I say that with a much heartier dose of pragmatism than sentimentality, largely because it's the resourcefulness and creativity of parenthood - not to mention the robust appreciation for play, humor and the absurd that comes along with it - that has informed most earnestly the other two defining endeavors of my adulthood.

That's why, in the spirit of Mother's Day this year, I've pulled together these three learnings about parenthood, and how they've prepared me for life as an entrepreneur.

Take advantage of 20-minute windows of "found time."

Parenthood shifts your entire relationship with time. Before we had kids, if I had 20 minutes to spare I'd browse a magazine or maybe make a cup of tea or read a chapter in a book. After we had kids and I had 20 minutes before they woke up for a nap or the babysitter arrived, my immediate thought was, "Twenty minutes! You have 20 minutes! Do you know what you could do in 20 minutes?!"
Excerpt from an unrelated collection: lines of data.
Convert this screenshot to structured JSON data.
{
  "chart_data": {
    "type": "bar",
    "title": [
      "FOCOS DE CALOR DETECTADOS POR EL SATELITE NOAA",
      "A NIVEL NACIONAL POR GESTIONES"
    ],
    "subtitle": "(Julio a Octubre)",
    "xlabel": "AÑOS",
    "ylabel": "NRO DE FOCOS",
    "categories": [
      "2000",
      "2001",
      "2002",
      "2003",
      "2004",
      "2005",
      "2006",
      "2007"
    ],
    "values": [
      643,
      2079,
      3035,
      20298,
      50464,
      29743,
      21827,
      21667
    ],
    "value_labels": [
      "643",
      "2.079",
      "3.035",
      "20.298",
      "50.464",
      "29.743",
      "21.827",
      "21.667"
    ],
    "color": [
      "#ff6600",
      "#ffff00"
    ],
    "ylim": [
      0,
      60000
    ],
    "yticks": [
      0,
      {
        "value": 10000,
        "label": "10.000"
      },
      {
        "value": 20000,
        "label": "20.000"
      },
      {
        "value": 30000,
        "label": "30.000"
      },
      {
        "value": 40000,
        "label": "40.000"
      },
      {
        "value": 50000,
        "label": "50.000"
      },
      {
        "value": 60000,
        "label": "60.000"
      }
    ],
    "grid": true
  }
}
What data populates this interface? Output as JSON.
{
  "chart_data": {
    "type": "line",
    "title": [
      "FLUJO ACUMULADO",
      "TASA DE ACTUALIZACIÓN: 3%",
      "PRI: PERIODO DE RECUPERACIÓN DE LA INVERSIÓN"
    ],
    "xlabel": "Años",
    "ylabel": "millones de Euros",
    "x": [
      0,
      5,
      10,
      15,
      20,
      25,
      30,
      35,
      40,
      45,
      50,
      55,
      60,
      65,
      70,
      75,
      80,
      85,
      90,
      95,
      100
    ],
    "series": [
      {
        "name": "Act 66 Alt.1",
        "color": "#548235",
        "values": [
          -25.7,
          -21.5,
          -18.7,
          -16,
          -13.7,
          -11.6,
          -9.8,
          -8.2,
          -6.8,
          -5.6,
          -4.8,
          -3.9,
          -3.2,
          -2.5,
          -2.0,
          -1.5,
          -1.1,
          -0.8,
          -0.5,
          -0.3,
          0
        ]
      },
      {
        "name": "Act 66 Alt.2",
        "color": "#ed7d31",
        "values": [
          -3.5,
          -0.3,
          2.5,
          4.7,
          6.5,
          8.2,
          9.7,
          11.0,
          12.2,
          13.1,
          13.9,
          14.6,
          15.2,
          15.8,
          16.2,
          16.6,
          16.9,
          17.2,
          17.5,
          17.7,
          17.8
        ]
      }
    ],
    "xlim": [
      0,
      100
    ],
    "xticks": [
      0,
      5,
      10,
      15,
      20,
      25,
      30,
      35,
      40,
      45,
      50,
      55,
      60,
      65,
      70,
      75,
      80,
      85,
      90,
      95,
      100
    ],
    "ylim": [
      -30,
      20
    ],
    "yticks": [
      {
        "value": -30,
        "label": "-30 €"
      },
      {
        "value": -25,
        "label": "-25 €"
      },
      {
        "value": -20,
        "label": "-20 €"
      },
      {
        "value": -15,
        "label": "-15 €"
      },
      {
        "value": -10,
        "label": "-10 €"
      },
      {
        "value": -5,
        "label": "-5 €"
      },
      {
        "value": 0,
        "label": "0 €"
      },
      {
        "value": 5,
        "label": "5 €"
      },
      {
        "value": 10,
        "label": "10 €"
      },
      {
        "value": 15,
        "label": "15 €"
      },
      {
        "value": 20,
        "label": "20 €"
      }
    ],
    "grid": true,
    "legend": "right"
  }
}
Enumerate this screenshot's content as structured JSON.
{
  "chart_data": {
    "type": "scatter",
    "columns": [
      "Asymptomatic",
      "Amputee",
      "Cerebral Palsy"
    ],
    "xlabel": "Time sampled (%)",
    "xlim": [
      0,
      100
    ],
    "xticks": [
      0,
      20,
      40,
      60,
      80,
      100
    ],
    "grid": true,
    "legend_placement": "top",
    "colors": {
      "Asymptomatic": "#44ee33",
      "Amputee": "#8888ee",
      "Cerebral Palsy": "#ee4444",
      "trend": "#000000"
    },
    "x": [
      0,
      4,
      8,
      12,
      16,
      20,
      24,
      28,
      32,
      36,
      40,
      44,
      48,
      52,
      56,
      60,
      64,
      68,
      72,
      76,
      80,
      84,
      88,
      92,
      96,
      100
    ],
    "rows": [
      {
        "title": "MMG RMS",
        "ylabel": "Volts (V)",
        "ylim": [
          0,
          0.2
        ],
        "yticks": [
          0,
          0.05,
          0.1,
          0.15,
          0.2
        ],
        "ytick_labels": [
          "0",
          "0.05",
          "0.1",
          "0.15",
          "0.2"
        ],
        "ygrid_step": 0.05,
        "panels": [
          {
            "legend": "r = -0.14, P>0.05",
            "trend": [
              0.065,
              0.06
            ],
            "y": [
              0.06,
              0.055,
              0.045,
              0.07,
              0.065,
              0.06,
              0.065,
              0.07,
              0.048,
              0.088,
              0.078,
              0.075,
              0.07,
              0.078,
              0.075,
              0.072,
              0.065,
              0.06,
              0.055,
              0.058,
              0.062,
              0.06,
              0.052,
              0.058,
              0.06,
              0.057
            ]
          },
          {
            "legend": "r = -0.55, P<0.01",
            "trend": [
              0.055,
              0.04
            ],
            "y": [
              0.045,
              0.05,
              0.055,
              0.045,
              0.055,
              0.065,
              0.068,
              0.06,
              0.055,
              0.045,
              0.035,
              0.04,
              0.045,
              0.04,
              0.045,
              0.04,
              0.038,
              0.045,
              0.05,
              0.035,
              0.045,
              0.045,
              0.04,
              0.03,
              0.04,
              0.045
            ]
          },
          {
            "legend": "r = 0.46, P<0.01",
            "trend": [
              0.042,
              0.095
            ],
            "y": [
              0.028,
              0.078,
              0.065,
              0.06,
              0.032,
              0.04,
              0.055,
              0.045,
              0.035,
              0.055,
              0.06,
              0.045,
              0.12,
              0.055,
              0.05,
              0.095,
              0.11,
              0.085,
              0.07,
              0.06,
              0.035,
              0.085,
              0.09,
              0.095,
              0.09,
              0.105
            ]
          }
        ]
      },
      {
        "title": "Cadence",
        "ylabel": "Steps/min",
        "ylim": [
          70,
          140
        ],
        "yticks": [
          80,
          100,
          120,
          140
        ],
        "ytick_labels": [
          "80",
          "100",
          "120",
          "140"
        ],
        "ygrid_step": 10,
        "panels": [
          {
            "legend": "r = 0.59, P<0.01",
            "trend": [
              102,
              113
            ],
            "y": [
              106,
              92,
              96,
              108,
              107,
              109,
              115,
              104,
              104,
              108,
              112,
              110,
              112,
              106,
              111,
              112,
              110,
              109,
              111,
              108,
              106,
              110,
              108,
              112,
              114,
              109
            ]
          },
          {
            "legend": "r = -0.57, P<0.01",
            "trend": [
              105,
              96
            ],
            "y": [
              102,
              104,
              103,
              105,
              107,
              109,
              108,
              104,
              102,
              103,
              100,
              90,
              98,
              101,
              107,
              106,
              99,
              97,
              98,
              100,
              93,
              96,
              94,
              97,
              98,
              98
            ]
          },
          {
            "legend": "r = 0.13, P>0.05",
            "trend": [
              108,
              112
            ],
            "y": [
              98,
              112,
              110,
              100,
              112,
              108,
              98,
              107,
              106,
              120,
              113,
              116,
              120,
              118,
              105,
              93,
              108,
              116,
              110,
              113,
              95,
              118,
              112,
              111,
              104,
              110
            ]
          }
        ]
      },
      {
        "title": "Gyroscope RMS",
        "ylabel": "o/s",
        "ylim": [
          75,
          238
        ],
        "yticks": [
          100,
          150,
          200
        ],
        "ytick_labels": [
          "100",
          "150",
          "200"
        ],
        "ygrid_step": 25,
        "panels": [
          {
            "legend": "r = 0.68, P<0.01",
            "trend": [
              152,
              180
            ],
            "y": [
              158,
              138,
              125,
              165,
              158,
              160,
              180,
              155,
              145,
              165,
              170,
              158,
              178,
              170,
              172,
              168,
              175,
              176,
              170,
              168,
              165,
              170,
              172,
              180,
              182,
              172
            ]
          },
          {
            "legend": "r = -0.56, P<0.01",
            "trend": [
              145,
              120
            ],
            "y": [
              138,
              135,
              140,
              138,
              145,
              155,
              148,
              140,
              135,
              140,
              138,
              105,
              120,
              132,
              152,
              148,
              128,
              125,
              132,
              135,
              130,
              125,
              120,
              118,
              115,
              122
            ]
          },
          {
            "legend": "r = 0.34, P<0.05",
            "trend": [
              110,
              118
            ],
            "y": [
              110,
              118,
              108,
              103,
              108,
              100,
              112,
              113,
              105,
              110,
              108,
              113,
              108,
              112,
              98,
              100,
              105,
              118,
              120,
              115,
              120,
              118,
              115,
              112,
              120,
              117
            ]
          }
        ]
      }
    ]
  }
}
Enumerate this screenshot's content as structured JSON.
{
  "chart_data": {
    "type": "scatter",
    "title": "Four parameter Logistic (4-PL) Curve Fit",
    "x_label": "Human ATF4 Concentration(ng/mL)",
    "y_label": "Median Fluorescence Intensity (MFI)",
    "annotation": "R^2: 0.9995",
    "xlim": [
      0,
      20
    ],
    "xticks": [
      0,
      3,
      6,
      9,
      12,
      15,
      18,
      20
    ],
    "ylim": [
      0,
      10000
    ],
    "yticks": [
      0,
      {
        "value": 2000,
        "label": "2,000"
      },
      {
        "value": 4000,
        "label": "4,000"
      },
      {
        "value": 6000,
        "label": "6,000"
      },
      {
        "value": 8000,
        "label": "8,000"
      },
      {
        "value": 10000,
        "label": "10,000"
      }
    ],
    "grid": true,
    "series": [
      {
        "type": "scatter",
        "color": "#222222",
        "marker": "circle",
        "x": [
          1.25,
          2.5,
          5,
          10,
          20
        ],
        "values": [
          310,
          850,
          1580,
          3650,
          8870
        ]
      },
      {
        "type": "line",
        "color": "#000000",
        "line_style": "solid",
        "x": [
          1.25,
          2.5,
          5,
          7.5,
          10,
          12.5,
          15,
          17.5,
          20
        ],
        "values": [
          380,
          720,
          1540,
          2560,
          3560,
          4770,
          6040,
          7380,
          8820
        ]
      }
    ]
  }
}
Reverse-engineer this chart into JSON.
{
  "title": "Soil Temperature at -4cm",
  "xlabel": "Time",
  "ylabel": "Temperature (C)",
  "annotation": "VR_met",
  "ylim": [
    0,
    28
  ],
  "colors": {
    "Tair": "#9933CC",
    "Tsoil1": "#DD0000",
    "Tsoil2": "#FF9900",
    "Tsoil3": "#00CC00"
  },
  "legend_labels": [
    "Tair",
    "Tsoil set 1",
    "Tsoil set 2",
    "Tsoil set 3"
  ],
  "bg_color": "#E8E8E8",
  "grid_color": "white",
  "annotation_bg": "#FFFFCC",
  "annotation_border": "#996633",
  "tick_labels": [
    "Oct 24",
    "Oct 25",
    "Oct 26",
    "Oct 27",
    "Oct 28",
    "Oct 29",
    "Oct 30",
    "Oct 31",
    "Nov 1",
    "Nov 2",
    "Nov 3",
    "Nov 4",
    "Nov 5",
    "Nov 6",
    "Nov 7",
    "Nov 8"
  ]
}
The usual suspects in that situation, from laundry to kitchen prep, quickly fell by the wayside. Soon I wanted to spend those 20 minutes writing, and more and more, that writing wanted to be about wine. That's how my side hustle in wine started, in fact: with 20-minute increments of time shortly after the kids were born, when my brain needed alternate stimulation. I tease the kids that they drove me to drink, just not in the way that it sounds.

Today, with my startup, the 20-minute windows of time get applied in two ways. First, when I'm avoiding a project and I promise myself to work on it "but just for 20 minutes!" (Inevitably the time goes longer and before I know it, I've made serious headway.) The second way is with short bursts of whirlwind energy, whether it's 20 minutes of clearing emails or 20 minutes of prospecting phone calls. Either way, it's an energetic kick-start, put to good use.

Being ultra-productive is not the goal. Partnerships and cooperation are.

With the above point, I do not mean to say that getting more done and being more productive is the best lesson I've learned so far from early parenthood. It isn't. My most beneficial lesson from that most creative and resourceful time in my life is earmarked by seeking out partnerships and cooperation.

There's a biological reason for this: few relationships exemplify symbiotic human interaction better than twin brothers, and observing them grow in relation to each other is practically a living laboratory for yin-yang cooperation. There's also an emotional reason why partnerships are a cornerstone of my role both as parent and entrepreneur: I don't want to "do it all," and I'm happy to shift focus to someone else who is frankly better qualified or otherwise well-suited to the job.

With family and at work, that realization (and the one that follows) is driven in part by humility, in part by a high priority on enough rest and recuperation, and in part by a fairly acute sense of self-preservation.

We are not always the expert, not even in our own homes.

Probably because I grew up thinking I wouldn't have kids at all, I'm super comfortable recognizing that I'm not the only one who can care for them. I'm frequently not even the best one who can care for them. (That honor goes, often, to their superlative father.) I don't need to be needed in that way, where only-I-can-do-it-best. In addition, it's important to me that the kids see that there are quite a lot of people who care for them, and that they can trust people outside the walls of our home too.

How does this play out at the office? For us, it comes back again to cultivating partnerships, and symbiotic relationships where each party focuses on what they do best. An inherent part of this is knowing when to ask for help, which is one of the most under-rated skills out there of both parents and entrepreneurs.